Exceed the Need to Speed

Last July, a New Haven car rental company made headlines because it used a monitoring service in its cars to charge renters $150 every time they exceeded 79 mph for more than two minutes. A man who was charged $150 twice complained, and the state, rather than point to the contract he signed to use the rental car that apparently mentioned this proviso, defended his right to speed.

Okay, so perhaps the company didn't disclose enough, but some reports made it clear that the fee for speeding was displayed in large type and required initialing. The State of Connecticut just found the firm violated the Unfair Trade Practices Act, and told them to stop and refund fees. (Oddly, the stories last July indicated the same thing, but the state must have needed to go through a formal process that just ended.)

Because there were competitors in the market, I thought it was perfectly legitimate for the company to state its terms, ask people to behave reasonably, and monitor their behavior. They were a private company, for chrissakes, not the government. And you consented to the monitoring and the fines (at least in some versions).

Around the time the news story broke on this, cartoonist Tom Tomorrow produced one of his This Modern World panels on the subjects. I wrote Tom (actually Dan Perkins) about the issue and how it was hardly in the same league as government monitoring because it was voluntary and there were other options. He wrote back that he was stunned that anyone would defend the company, but he saw where I was coming from even though he disagreed. We both agreed that New Haven is full of people trying to rip you off, as I can testify from five years of living there (Dan lived there at one point, too).

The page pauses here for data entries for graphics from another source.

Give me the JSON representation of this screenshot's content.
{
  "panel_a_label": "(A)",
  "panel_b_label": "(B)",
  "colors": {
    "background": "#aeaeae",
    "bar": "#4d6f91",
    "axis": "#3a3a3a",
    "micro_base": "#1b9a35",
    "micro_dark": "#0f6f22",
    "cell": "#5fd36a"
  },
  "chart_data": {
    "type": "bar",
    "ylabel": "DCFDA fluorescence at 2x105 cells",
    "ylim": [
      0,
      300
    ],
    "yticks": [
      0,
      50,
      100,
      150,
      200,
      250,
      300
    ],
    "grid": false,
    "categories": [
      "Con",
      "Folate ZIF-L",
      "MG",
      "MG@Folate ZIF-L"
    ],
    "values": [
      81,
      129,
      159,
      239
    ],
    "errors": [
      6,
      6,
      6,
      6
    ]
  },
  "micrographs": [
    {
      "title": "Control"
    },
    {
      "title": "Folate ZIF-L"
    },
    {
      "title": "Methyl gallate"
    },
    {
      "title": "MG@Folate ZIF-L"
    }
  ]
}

Of course, the hilarious side story to Acme Rent-a-Car (their real name) was that it turned out that many national and regional rental car agencies are monitoring cars all the time through a variety of services. So far, these companies have used this for good: locked your rental car keys in the car? Great, they can send a signal and remotely unlock it. Car stolen? They can find it. Shouldn't that bother people, too? No, it's not the government. Then tell me again what's wrong with Acme's policy. (Oh, yeah, they tried to justify it on the basis of expense: wear and tear. So why can hotels charge $150 if you smoke in a non-smoking room even if it costs them $5 to clean it? Not that I want smokers to have that right.)